1. Alternative probabilistic view on standard methods
   • Performance evaluation measures
   • Rudiments of Statistical Learning Theory
   • Linear models and polynomial interpolation
   • Linear classification methods
2. Model-Based Reasoning in Machine Learning
   • Basics of probabilistic modelling
   • Maximum likelihood and maximum a posteriori estimates
   • Model-based clustering techniques
   • Expectation-maximisation and data augmentation algorithm
   • Factor analysis: PCA, LDA and ICA
3. Techniques for filtering and smoothing
   • Standard sequence models: Markov Chains and Hidden Markov Models
   • Particle filters as Monte-Carlo approximation to integration problems
   • Standard grid models: Random Markov Fields and Conditional Random Fields
   • Ensemble Methods as Monte-Carlo integration over posterior

How to pass this course

Lectures

To pass the course, a student has to participate in most lectures and exercise sessions, solve sufficient amount of home exercises and do a small course project. There will be one lecture and exercise session in each week. A student will not pass the course if he or she is absent from more than 4 lectures.

Exercise sessions

Exercise session will be held in pair. Each pair corresponds to a particular topic. The homeworks will be given out in each exercise session. The number points in exercises is larger than maximal number of points you can get:

The homeworks will be collected after each exercise session pair. After the exercise session pair has ended you have exactly week to submit exercises. The formal deadline is the start of the next exercise session on a new topic.

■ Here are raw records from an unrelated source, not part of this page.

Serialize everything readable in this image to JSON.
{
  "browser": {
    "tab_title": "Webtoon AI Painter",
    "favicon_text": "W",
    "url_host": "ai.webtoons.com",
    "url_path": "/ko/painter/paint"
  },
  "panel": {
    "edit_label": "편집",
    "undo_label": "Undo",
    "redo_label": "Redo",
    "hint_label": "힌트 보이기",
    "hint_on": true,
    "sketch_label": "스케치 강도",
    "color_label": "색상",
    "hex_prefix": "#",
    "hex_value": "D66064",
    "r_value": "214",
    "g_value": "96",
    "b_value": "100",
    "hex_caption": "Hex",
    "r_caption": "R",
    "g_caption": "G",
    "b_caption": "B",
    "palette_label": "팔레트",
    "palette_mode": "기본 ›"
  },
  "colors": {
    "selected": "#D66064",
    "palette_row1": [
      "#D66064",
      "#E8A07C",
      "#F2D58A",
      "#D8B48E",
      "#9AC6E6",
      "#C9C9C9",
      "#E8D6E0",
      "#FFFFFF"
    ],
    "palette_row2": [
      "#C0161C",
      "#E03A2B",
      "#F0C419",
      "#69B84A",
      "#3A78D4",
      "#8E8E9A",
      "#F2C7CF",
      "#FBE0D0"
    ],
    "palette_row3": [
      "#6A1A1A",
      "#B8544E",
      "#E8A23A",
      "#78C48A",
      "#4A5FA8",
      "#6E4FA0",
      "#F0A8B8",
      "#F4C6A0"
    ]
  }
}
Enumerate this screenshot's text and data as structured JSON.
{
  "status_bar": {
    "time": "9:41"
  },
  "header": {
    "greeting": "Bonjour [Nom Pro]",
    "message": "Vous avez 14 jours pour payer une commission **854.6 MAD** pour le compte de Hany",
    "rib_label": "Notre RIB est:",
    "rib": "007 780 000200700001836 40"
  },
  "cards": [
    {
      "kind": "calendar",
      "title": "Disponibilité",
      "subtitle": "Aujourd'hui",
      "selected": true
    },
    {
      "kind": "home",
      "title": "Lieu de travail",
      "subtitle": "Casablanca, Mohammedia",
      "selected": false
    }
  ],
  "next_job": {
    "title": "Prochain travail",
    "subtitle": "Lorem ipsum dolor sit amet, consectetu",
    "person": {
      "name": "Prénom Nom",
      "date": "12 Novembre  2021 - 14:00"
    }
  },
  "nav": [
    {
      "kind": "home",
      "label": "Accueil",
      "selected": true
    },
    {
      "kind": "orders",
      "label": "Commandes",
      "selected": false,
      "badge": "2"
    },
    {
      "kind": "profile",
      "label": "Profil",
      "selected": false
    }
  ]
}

The solution to the homework is a re-runnable Jupyter notebook that contains the code graphs and text describing what you did and how to interpret results. Each notebook must contain the name of the author and the subtopic in the title. You can pack some local Python modules as .py files provided that the code will run if unpacked into a single directory.

Grading

Homework points will be normalized by the total number of homeworks. Additionally, it is possible to get 35 points by doing an additional course project. This involves a more complex task and you have to write a 6-10 page project report.

After that the standard grading scale is used to compute the grade, e.g 91 and up gives A.

Exam

In order to get the grade, the student has to pass the exam. The exam will give no points nor otherwise contribute to the grade. The result of an exam is just a pass-fail decision. As usual you can redo the exam. However, it does not change you grade. If your final score is below 50 you have failed the course.

How plagiarism and cheating is handled

Since your grade depends solely on the homework, we are very strict in these matters.